The UN expects the flood of refugees from the assault on Mosul to swell to 1 million, and there are no resources in place to deal with the problem.

Kurdish MPs demand that the Yazidi city of Shingal (or Sinjar) be declared a "ruined city," a designation that would direct reconstruction funds to the area. The Yazidi speak a Kurdish language and the Kurds have demonstrated solidarity with them, despite their minority religion. However, the city lies outside of what has been the Kurdish autonomous region and its incorporation into Kurdistan is resisted by the Baghdad government.

Parliament has designated all of Anbar province ruined, with 80% of infrastructure destroyed.

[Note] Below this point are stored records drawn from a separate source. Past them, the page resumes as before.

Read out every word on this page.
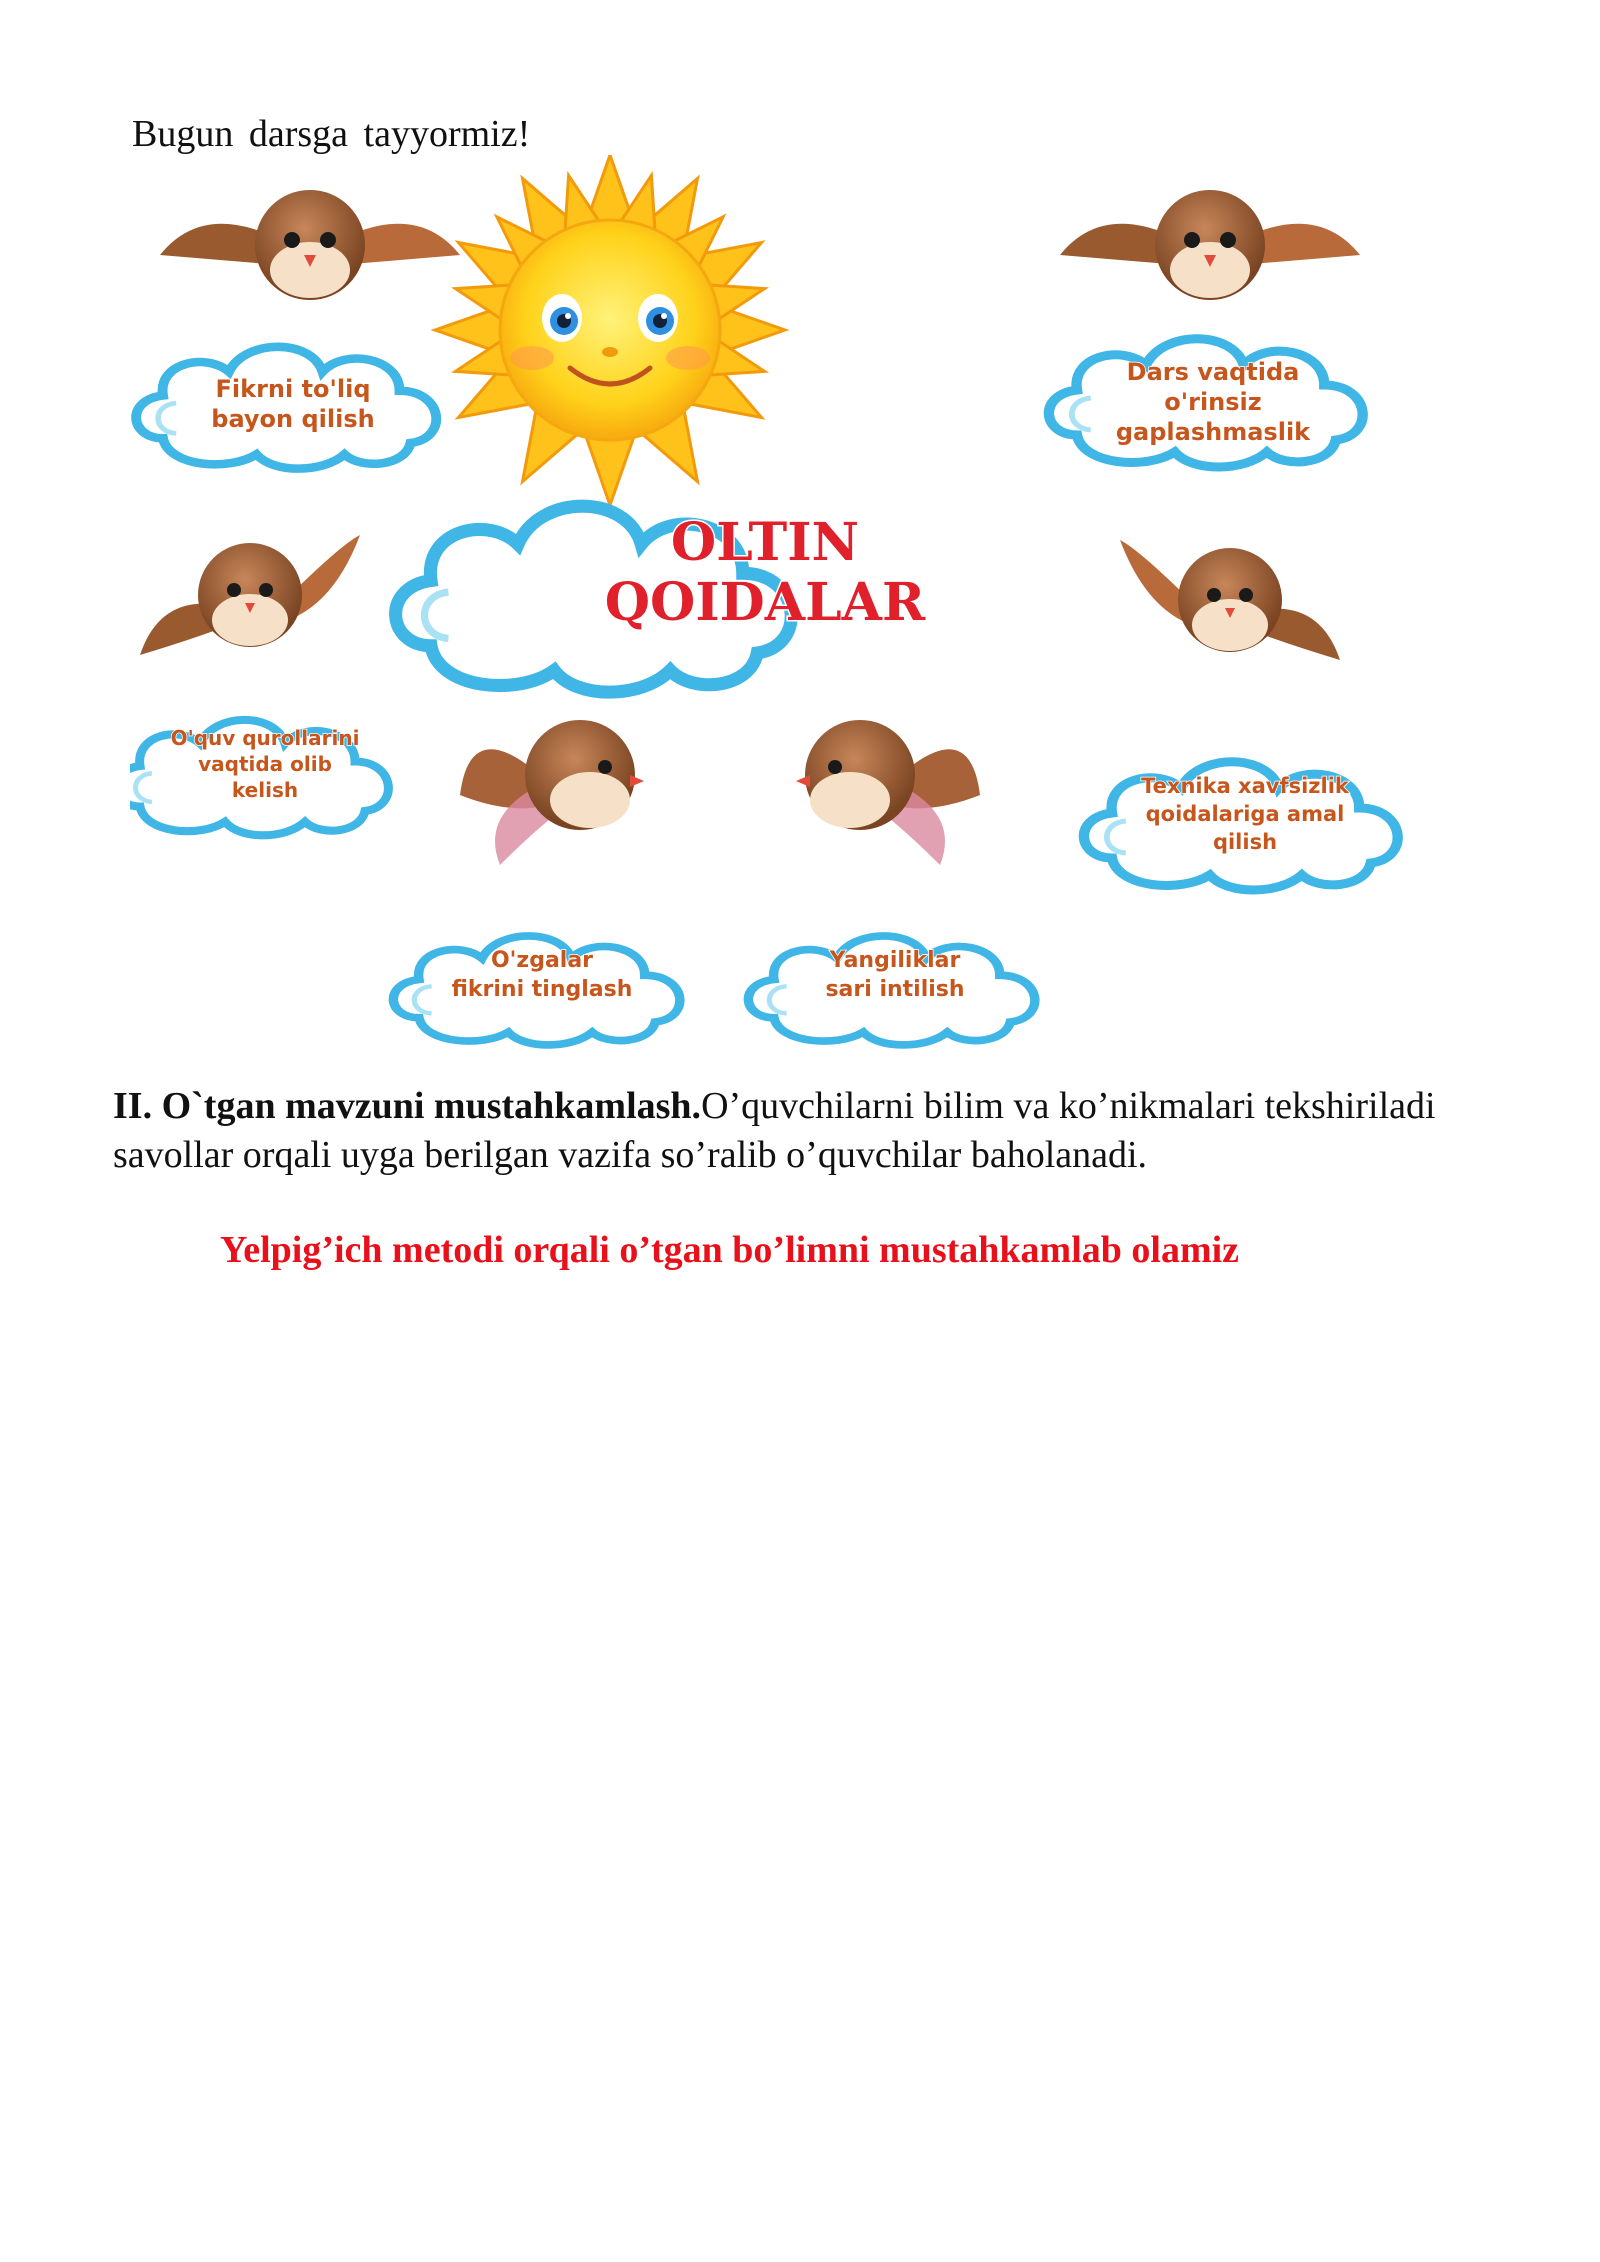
Bugun darsga tayyormiz!

OLTIN
QOIDALAR
Fikrni to'liq
bayon qilish
Dars vaqtida
o'rinsiz
gaplashmaslik
O'quv qurollarini
vaqtida olib
kelish	Texnika xavfsizlik
qoidalariga amal
qilish
O'zgalar
fikrini tinglash
Yangiliklar
sari intilish

II. O`tgan mavzuni mustahkamlash.O’quvchilarni bilim va ko’nikmalari tekshiriladi savollar orqali uyga berilgan vazifa so’ralib o’quvchilar baholanadi.

Yelpig’ich metodi orqali o’tgan bo’limni mustahkamlab olamiz
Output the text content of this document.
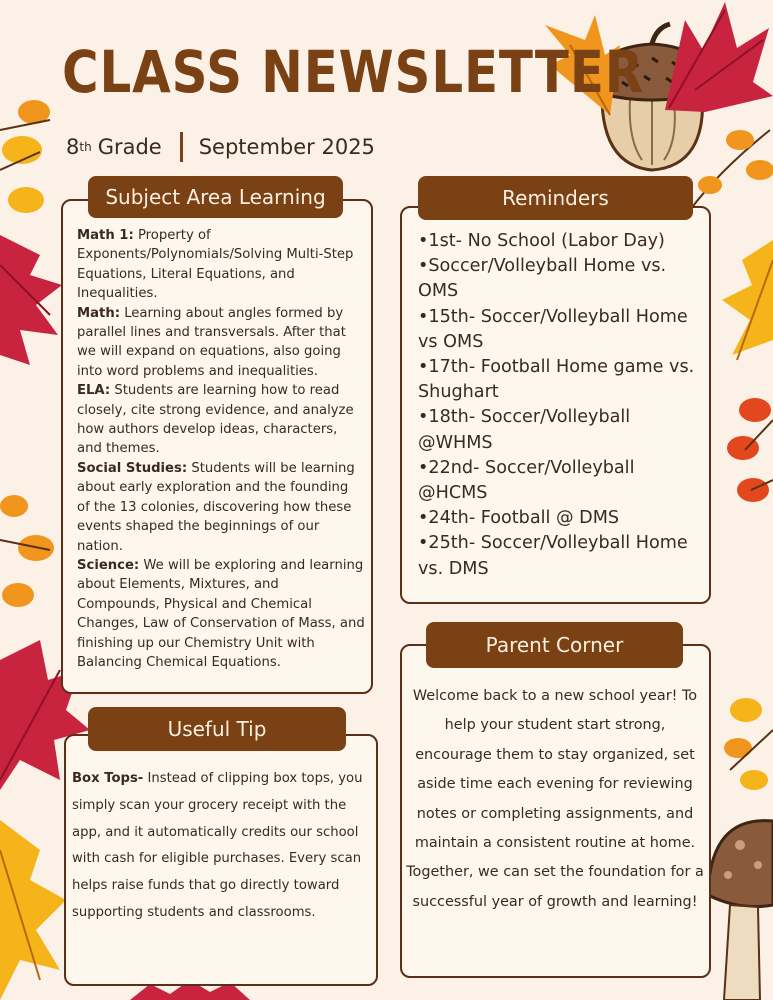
CLASS NEWSLETTER
8 th Grade September 2025
Subject Area Learning

Math 1: Property of Exponents/Polynomials/Solving Multi-Step Equations, Literal Equations, and Inequalities.

Math: Learning about angles formed by parallel lines and transversals. After that we will expand on equations, also going into word problems and inequalities.

ELA: Students are learning how to read closely, cite strong evidence, and analyze how authors develop ideas, characters, and themes.

Social Studies: Students will be learning about early exploration and the founding of the 13 colonies, discovering how these events shaped the beginnings of our nation.

Science: We will be exploring and learning about Elements, Mixtures, and Compounds, Physical and Chemical Changes, Law of Conservation of Mass, and finishing up our Chemistry Unit with Balancing Chemical Equations.

Reminders
•1st- No School (Labor Day)
•Soccer/Volleyball Home vs. OMS
•15th- Soccer/Volleyball Home vs OMS
•17th- Football Home game vs. Shughart
•18th- Soccer/Volleyball @WHMS
•22nd- Soccer/Volleyball @HCMS
•24th- Football @ DMS
•25th- Soccer/Volleyball Home vs. DMS
Useful Tip

Box Tops- Instead of clipping box tops, you simply scan your grocery receipt with the app, and it automatically credits our school with cash for eligible purchases. Every scan helps raise funds that go directly toward supporting students and classrooms.

Parent Corner

Welcome back to a new school year! To help your student start strong, encourage them to stay organized, set aside time each evening for reviewing notes or completing assignments, and maintain a consistent routine at home. Together, we can set the foundation for a successful year of growth and learning!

Reconstruction costs are estimated at $20 billion, of which the Islamic Development Bank has pledged only $250 million. The Iraqi government currently has no significant resources to contribute to the effort.

Salah Naswari in al Jazeera discusses the political reforms. PM Abadi has nominated a new slate of ministers said to be technically competent and politically non-partisan. He will make other personnel changes. Muqtada al-Sadr has voiced support for the moves and called off his occupation of the Green Zone. However, the current ministers will need to resign and parliament will have to approve the new slate. The current power sharing arrangement with ethno-sectarian quotas is also an obstacle to effective governance. The Kurds continue to move toward secession, while Sunni Arabs will see the reforms as merely further marginalizing them. As an example of the problems posed by ethnic politics, Turkmen are demanding representation in the cabinet.